Do you actually know what a nosode is?

Can you tell me what the difference is between a nosode an autonosode and a sarcode?
 
Rolfe said:
The safety (that is the whether or not the vaccine itself causes adverse effects) has been established as satisfactory for yearly administration. Logic dictates that we would not expect the sudden appearance of adverse effects for longer intervals.
But the question is whether any adverse effects might be reduced with a different schedule.

I see similar arguments being used when people begin discussing the possibility of early childhood vaccination being linked to later problems. The question is not whether vaccination should be abandoned, but what the costs are and whether they can be reduced.
 
Originally posted by Homeoskeptic (Naturalhealth)
Well, I hate to disappoint you but yes they are actually.

Also, do you actually know what a nosode is?
Yes, I do. All I can say is, it's just as well they're diluted past Avogadro's number.

We all know your idea of "tested". Or should that be "proved"? "At least all our remedies are rigorously proved", you said. Yes, to your own definition of "proved". Which does not mean "demonstrated to be effective against disease".

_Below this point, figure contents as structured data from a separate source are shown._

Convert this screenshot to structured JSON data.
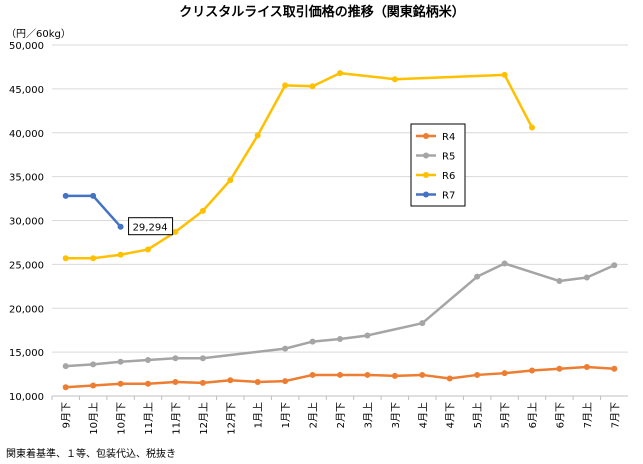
{
  "chart_data": {
    "type": "line",
    "title": "クリスタルライス取引価格の推移（関東銘柄米）",
    "unit_label": "（円／60kg）",
    "footnote": "関東着基準、１等、包装代込、税抜き",
    "ylim": [
      10000,
      50000
    ],
    "yticks": [
      "10,000",
      "15,000",
      "20,000",
      "25,000",
      "30,000",
      "35,000",
      "40,000",
      "45,000",
      "50,000"
    ],
    "ytick_values": [
      10000,
      15000,
      20000,
      25000,
      30000,
      35000,
      40000,
      45000,
      50000
    ],
    "categories": [
      "9月下",
      "10月上",
      "10月下",
      "11月上",
      "11月下",
      "12月上",
      "12月下",
      "1月上",
      "1月下",
      "2月上",
      "2月下",
      "3月上",
      "3月下",
      "4月上",
      "4月下",
      "5月上",
      "5月下",
      "6月上",
      "6月下",
      "7月上",
      "7月下"
    ],
    "series": [
      {
        "name": "R4",
        "color": "#ED7D31",
        "values": [
          11000,
          11200,
          11400,
          11400,
          11600,
          11500,
          11800,
          11600,
          11700,
          12400,
          12400,
          12400,
          12300,
          12400,
          12000,
          12400,
          12600,
          12900,
          13100,
          13300,
          13100
        ]
      },
      {
        "name": "R5",
        "color": "#A5A5A5",
        "values": [
          13400,
          13600,
          13900,
          14100,
          14300,
          14300,
          null,
          null,
          15400,
          16200,
          16500,
          16900,
          null,
          18300,
          null,
          23600,
          25100,
          null,
          23100,
          23500,
          24900
        ]
      },
      {
        "name": "R6",
        "color": "#FFC000",
        "values": [
          25700,
          25700,
          26100,
          26700,
          28700,
          31100,
          34600,
          39700,
          45400,
          45300,
          46800,
          null,
          46100,
          null,
          null,
          null,
          46600,
          40600,
          null,
          null,
          null
        ]
      },
      {
        "name": "R7",
        "color": "#4472C4",
        "values": [
          32800,
          32800,
          29294,
          null,
          null,
          null,
          null,
          null,
          null,
          null,
          null,
          null,
          null,
          null,
          null,
          null,
          null,
          null,
          null,
          null,
          null
        ]
      }
    ],
    "annotation": {
      "series": "R7",
      "index": 2,
      "text": "29,294"
    },
    "legend_position": "right-middle"
  }
}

Efficacy of parvovirus nosode.

And again.

And a third time.

This one regarding Dictyocaulus nosode is too old to be accessible on-line, though I can provide the reference if you want it.
Taylor et al. (1989) described seven calves treated with a commercially purchased homoeopathic nosode for Dictyocaulus viviparus and seven with a sham solution, both groups then being challenged with virulent larvae. No antibody could be demonstrated in either group, mortality in both groups was high, and there was no difference in the number or morphology of the worms recovered from the groups post mortem. The conclusion was that "There were no discernable differences between the treated and the control groups in their manifestations of resistance to D. viviparus or their clinical responses to the diseases produced."
You can go on asserting that this rubbish works till the cows come home (or alternatively die, as happened in that last experiment), but you have not a shred of evidence worth the name to substantiate your claims.

Rolfe.
 
Wrath of the Swarm said:
But the question is whether any adverse effects might be reduced with a different schedule.
What adverse effects? You can't get less than none.

Rolfe.
 
Vaccination in humans has known risks, and possibly unknown ones. How is it that vaccination in animals has been demonstrated to be totally without side effects?